A senior vice president of business development at a branded merchandise company shared her approach with us. In Zoom meetings, where her direct reports are often broadcasting from personal working spaces at home, she notes clues about what the person cares about from what she sees in the background, such as photographs and decorative tchotchkes. She uses those insights to customize small gifts she sends on special occasions, such as birthdays. To an employee who had adventure travel mementoes in the background, she sent a gift certiicate to the outdoor activities store REI. To another who had prominent displays of family back in Australia, she sent a box of Tim Tam biscuits. With these small gestures, she was able to use curiosity to elevate the human dimension to workplace interactions.

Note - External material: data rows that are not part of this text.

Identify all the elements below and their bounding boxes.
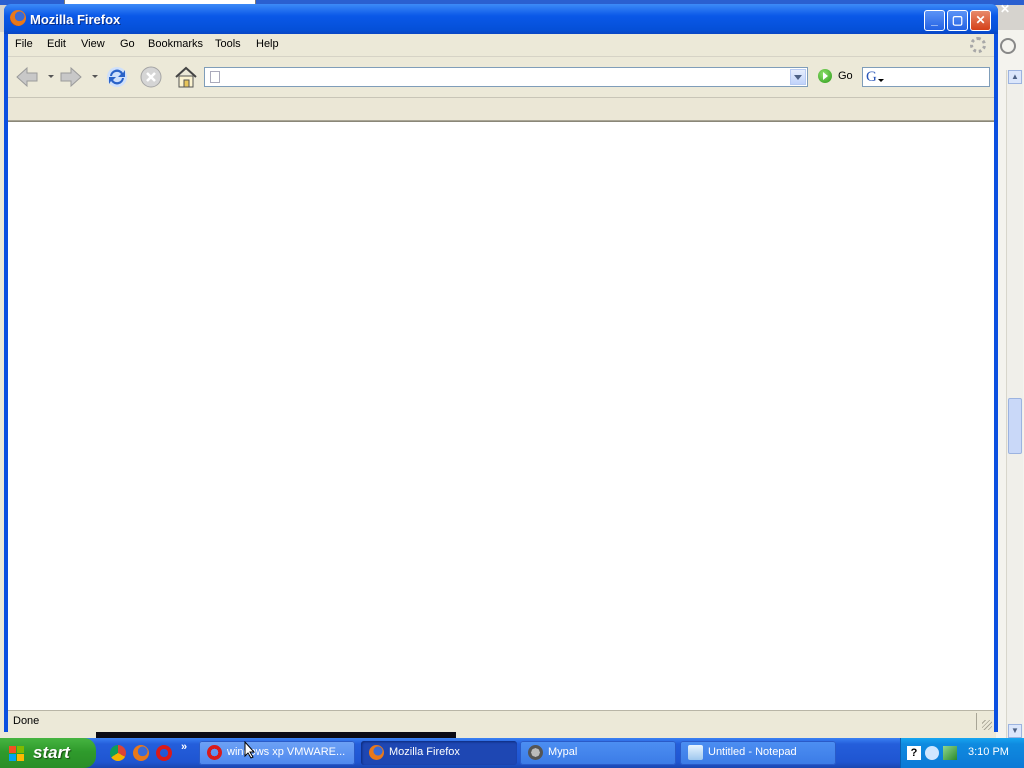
scroll-thumb[interactable] xyxy=(1008,398,1022,454)
opera-icon[interactable] xyxy=(156,745,172,761)
reload-icon[interactable] xyxy=(104,64,130,90)
task-label: Mypal xyxy=(548,746,578,758)
page-icon xyxy=(210,71,220,83)
url-bar[interactable] xyxy=(204,67,808,87)
window-title: Mozilla Firefox xyxy=(30,12,121,27)
tray-collapse-icon[interactable] xyxy=(925,746,939,760)
minimize-icon: _ xyxy=(931,13,938,27)
user-icon xyxy=(1000,38,1016,54)
menu-view-label: View xyxy=(81,38,105,50)
close-button[interactable]: ✕ xyxy=(970,10,991,31)
status-bar: Done xyxy=(8,710,994,732)
page-content[interactable] xyxy=(8,121,994,710)
menu-bookmarks-label: Bookmarks xyxy=(148,38,204,50)
scroll-down-icon[interactable]: ▼ xyxy=(1008,724,1022,738)
clock: 3:10 PM xyxy=(968,746,1009,758)
background-close-icon[interactable]: ✕ xyxy=(1000,2,1010,16)
start-label: start xyxy=(33,743,70,762)
mouse-cursor-icon xyxy=(244,741,256,759)
title-bar[interactable]: Mozilla Firefox _ ▢ ✕ xyxy=(4,4,998,34)
menu-edit-label: Edit xyxy=(47,38,66,50)
go-icon xyxy=(818,69,832,83)
menu-bar: File Edit View Go Bookmarks Tools Help xyxy=(8,34,994,57)
chrome-icon[interactable] xyxy=(110,745,126,761)
firefox-window: Mozilla Firefox _ ▢ ✕ File Edit View Go … xyxy=(4,4,998,732)
scroll-up-icon[interactable]: ▲ xyxy=(1008,70,1022,84)
stop-icon[interactable] xyxy=(138,64,164,90)
task-label: Mozilla Firefox xyxy=(389,746,460,758)
start-button[interactable]: start xyxy=(0,738,96,768)
close-icon: ✕ xyxy=(975,13,986,27)
firefox-icon xyxy=(10,10,26,26)
task-mypal[interactable]: Mypal xyxy=(520,741,676,765)
help-icon[interactable]: ? xyxy=(907,746,921,760)
network-icon[interactable] xyxy=(943,746,957,760)
window-client: File Edit View Go Bookmarks Tools Help G… xyxy=(8,34,994,732)
resize-grip-icon[interactable] xyxy=(982,720,992,730)
system-tray: ? 3:10 PM xyxy=(900,738,1024,768)
url-input[interactable] xyxy=(225,69,789,87)
menu-bookmarks[interactable]: Bookmarks xyxy=(148,38,203,50)
menu-tools-label: Tools xyxy=(215,38,241,50)
throbber-icon xyxy=(970,37,986,53)
back-dropdown-icon[interactable] xyxy=(48,75,54,78)
forward-dropdown-icon[interactable] xyxy=(92,75,98,78)
opera-icon xyxy=(207,745,222,760)
menu-tools[interactable]: Tools xyxy=(215,38,241,50)
menu-file[interactable]: File xyxy=(15,38,33,50)
go-label: Go xyxy=(838,70,853,82)
background-scrollbar[interactable]: ▲ ▼ xyxy=(1006,70,1023,738)
minimize-button[interactable]: _ xyxy=(924,10,945,31)
menu-go-label: Go xyxy=(120,38,135,50)
maximize-button[interactable]: ▢ xyxy=(947,10,968,31)
search-input[interactable] xyxy=(887,69,991,87)
bookmarks-toolbar xyxy=(8,98,994,121)
notepad-icon xyxy=(688,745,703,760)
google-search-icon[interactable]: G xyxy=(866,69,884,85)
task-windows-xp-vmware[interactable]: windows xp VMWARE... xyxy=(199,741,355,765)
menu-file-label: File xyxy=(15,38,33,50)
firefox-icon xyxy=(369,745,384,760)
firefox-quicklaunch-icon[interactable] xyxy=(133,745,149,761)
menu-help[interactable]: Help xyxy=(256,38,279,50)
url-dropdown-icon[interactable] xyxy=(790,69,806,85)
task-untitled-notepad[interactable]: Untitled - Notepad xyxy=(680,741,836,765)
mypal-icon xyxy=(528,745,543,760)
back-arrow-icon[interactable] xyxy=(14,64,40,90)
menu-go[interactable]: Go xyxy=(120,38,135,50)
task-mozilla-firefox[interactable]: Mozilla Firefox xyxy=(361,741,517,765)
status-text: Done xyxy=(13,715,40,727)
home-icon[interactable] xyxy=(173,64,199,90)
quicklaunch-more-icon[interactable]: » xyxy=(181,741,187,753)
taskbar: start » windows xp VMWARE... Mozilla Fir… xyxy=(0,738,1024,768)
menu-edit[interactable]: Edit xyxy=(47,38,66,50)
navigation-toolbar: Go G xyxy=(8,57,994,98)
search-box[interactable]: G xyxy=(862,67,991,87)
menu-view[interactable]: View xyxy=(81,38,105,50)
windows-flag-icon xyxy=(9,746,25,762)
menu-help-label: Help xyxy=(256,38,279,50)
maximize-icon: ▢ xyxy=(951,13,964,27)
task-label: Untitled - Notepad xyxy=(708,746,797,758)
status-divider xyxy=(976,713,977,730)
forward-arrow-icon[interactable] xyxy=(58,64,84,90)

The gold standard of curiosity with purpose is to make heavy use of follow-up questions in conversation. By definition, follow-up questions are contingent upon what the other person contributes to the conversation, and they explicitly convey an elevated level of attention on the other rather than the self. These interactions can lead to surprising information that pays off in unexpected ways.
Enable people to share their stories
Imagine spending a few minutes of a weekly team meeting spotlighting one member. That team member could be asked to share how she chose her profession or what defines her at work or outside of work. Or team members could be invited to share what they were grateful for during the past year or what they learned about themselves during the height of the lockdown. Such exchanges, infused with empathy and curiosity, can lead people to see through differences. Moments of storytelling help people see their inherently shared human values — values that transcend the work-nonwork boundary.